Rating is in seconds per nautical mile.

For example, a boat with a 180 rating sailing a six nautical mile course owes 1,080 seconds, or 18 minutes, of time over the course. That allowance is subtracted from its elapsed time to produce its corrected time. The boat with the lowest corrected time in its class wins.

A second method called time on time is also used in some races. Rather than subtracting a fixed time allowance based on distance, time on time multiplies elapsed time by a correction factor calculated from the boat's rating. Time on time is sometimes preferred for races where the actual sailed distance varies or where conditions change significantly during the race.

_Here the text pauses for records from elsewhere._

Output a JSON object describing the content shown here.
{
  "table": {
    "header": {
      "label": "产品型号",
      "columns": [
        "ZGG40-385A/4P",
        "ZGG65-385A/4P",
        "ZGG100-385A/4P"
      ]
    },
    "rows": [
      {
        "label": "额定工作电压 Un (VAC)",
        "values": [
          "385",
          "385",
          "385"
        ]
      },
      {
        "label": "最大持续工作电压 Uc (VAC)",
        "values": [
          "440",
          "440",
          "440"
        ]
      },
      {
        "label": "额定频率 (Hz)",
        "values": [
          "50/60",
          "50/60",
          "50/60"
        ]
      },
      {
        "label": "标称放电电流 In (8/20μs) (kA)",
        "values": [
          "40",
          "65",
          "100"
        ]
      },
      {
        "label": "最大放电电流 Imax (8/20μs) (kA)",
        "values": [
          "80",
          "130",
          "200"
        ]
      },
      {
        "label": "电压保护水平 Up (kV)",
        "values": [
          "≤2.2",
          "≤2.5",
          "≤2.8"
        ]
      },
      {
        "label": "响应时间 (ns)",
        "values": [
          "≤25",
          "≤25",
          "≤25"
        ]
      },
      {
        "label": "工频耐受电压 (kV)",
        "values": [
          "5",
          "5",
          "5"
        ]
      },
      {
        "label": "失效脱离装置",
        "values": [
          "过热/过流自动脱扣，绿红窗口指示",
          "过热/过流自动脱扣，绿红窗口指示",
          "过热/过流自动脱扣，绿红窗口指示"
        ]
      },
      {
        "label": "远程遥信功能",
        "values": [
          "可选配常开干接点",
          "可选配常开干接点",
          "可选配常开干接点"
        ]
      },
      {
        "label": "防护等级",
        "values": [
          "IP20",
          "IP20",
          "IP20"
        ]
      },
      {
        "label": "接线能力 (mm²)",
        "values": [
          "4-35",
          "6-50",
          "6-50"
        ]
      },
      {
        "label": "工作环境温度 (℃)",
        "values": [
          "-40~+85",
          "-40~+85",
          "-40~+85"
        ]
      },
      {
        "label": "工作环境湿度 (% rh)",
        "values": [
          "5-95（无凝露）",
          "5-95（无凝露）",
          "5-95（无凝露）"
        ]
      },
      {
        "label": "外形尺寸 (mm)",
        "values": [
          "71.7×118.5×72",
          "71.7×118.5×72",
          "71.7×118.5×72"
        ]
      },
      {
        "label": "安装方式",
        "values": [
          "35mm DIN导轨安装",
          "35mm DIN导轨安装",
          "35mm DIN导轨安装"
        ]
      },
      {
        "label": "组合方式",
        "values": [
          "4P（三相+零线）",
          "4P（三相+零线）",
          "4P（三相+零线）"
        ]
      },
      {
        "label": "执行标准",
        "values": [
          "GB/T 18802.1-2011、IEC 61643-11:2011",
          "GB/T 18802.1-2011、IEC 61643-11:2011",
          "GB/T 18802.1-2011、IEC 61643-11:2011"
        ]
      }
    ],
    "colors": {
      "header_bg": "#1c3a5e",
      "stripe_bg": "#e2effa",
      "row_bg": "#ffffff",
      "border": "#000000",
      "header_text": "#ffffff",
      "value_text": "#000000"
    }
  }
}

The Port Henry Regatta race committee will confirm the scoring method in use at the captain's meeting.

PHRF New England

The handicapping authority used.

The Port Henry Regatta uses the rating tables published by PHRF New England, an independent handicapping authority for sailors across Buzzards Bay, Massachusetts Bay, the Gulf of Maine, and inland waters of the region. PHRF New England maintains base handicaps for a wide range of boat designs.

Boats entered in the regatta do not need to hold a PHRF certificate. The race committee assigns each entered boat a rating from the published PHRF New England tables based on its make, model, and sail configuration.